N/A: nada me pertence, além da ideia insana. Fic escrita o projeto Em Tons, da sessão Tom/Ginny do fórum Seis Vassouras. Comentem, sim?


Cinza


"Cinza.

Parados desejos incompletos:

Interrompidos projetos.

Cinza pisamos."

(Cecília Meireles)

Cinza, prata sem brilho.

Cinza, descolorido.

Os olhos dele poderiam ser ter sido cinzas, mas não, eram negros. O branco não quis entrar ali, de tão cruel que ele era.

Cinza, dias cinza. Ela gostava de dias assim. Era muito pálida e o sol a machucava, mas não gostava da chuva. Logo, preferia o cinza, sem água caindo do céu ou sol queimando a sua pele.

Ela gostava de cinza.

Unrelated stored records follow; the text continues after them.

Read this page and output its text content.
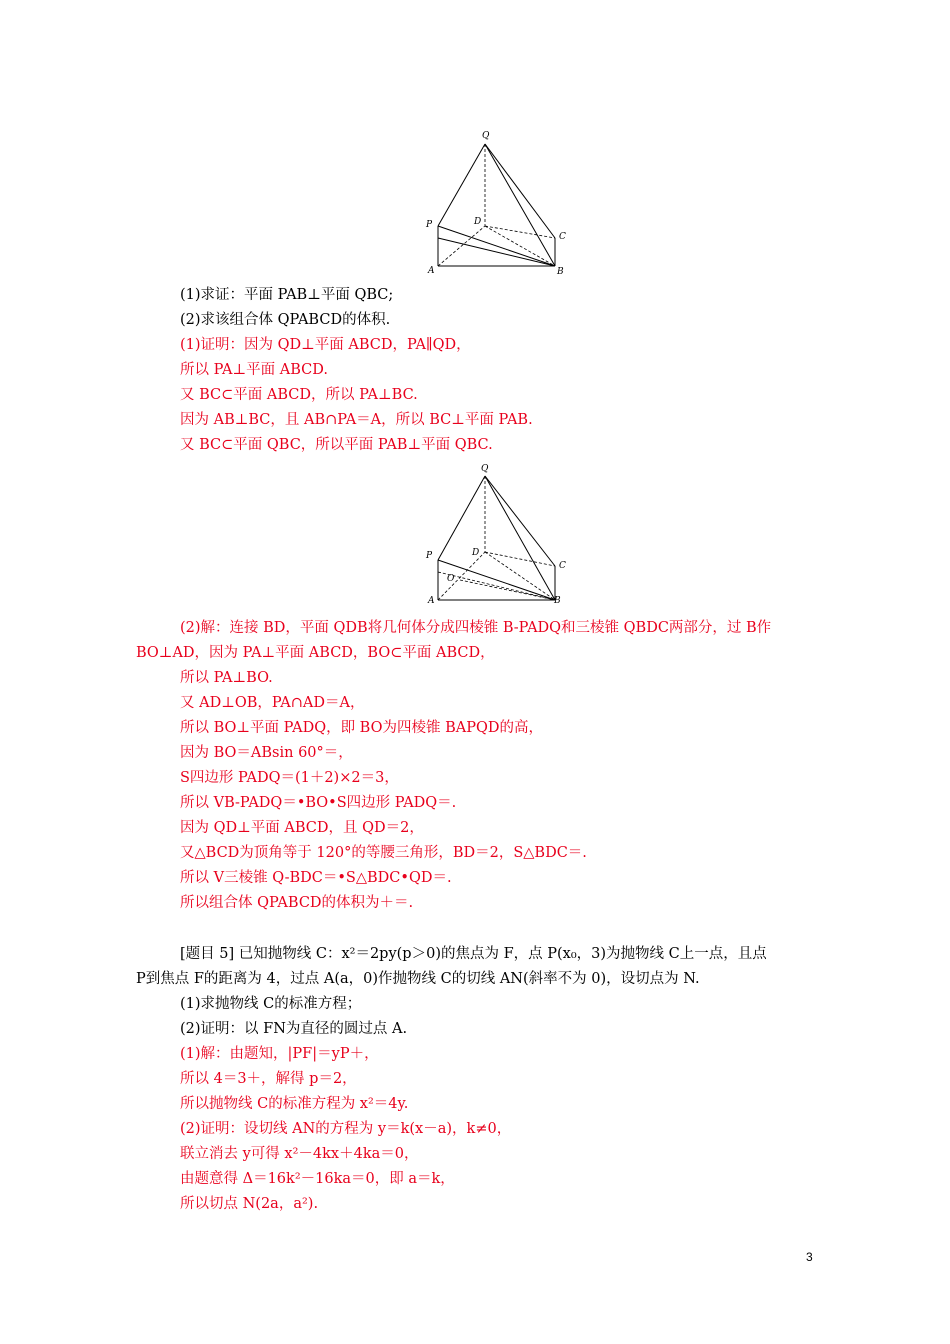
Q
P	D
C
A	B
(1)求证：平面 PAB⊥平面 QBC;
(2)求该组合体 QPABCD的体积.
(1)证明：因为 QD⊥平面 ABCD，PA∥QD，
所以 PA⊥平面 ABCD.
又 BC⊂平面 ABCD，所以 PA⊥BC.
因为 AB⊥BC，且 AB∩PA＝A，所以 BC⊥平面 PAB.
又 BC⊂平面 QBC，所以平面 PAB⊥平面 QBC.
Q
P	D
C
O
A	B
(2)解：连接 BD，平面 QDB将几何体分成四棱锥 B-PADQ和三棱锥 QBDC两部分，过 B作
BO⊥AD，因为 PA⊥平面 ABCD，BO⊂平面 ABCD，
所以 PA⊥BO.
又 AD⊥OB，PA∩AD＝A，
所以 BO⊥平面 PADQ，即 BO为四棱锥 BAPQD的高，
因为 BO＝ABsin 60°＝，
S四边形 PADQ＝(1＋2)×2＝3，
所以 VB-PADQ＝•BO•S四边形 PADQ＝.
因为 QD⊥平面 ABCD，且 QD＝2，
又△BCD为顶角等于 120°的等腰三角形，BD＝2，S△BDC＝.
所以 V三棱锥 Q-BDC＝•S△BDC•QD＝.
所以组合体 QPABCD的体积为＋＝.
[题目 5] 已知抛物线 C：x²＝2py(p＞0)的焦点为 F，点 P(x₀，3)为抛物线 C上一点，且点
P到焦点 F的距离为 4，过点 A(a，0)作抛物线 C的切线 AN(斜率不为 0)，设切点为 N.
(1)求抛物线 C的标准方程；
(2)证明：以 FN为直径的圆过点 A.
(1)解：由题知，|PF|＝yP＋，
所以 4＝3＋，解得 p＝2，
所以抛物线 C的标准方程为 x²＝4y.
(2)证明：设切线 AN的方程为 y＝k(x－a)，k≠0，
联立消去 y可得 x²－4kx＋4ka＝0，
由题意得 Δ＝16k²－16ka＝0，即 a＝k，
所以切点 N(2a，a²).
3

Aprendera com ele a gostar.

Ele a ensinara que o prata era bonito. Que era uma cor nobre, mas sóbria, diferente do dourado – cor dos tolos, soberbos e iludidos (e ela passou muito tempo refletindo e chegou a conclusão de que, se ele considerava o dourado tudo aquilo, aquela deveria então ser a cor favorita dele, ao invés do prateado. Afinal, ele era soberbo e iludido).

Ele a ensinara que nada era completamente certo ou completamente errado. Que havia tons entrepostos entre o branco e o negro, que tudo dependia do ponto de vista.

Ela tentara por vários anos dizer a si mesma que aquilo estava errado. Não conseguia.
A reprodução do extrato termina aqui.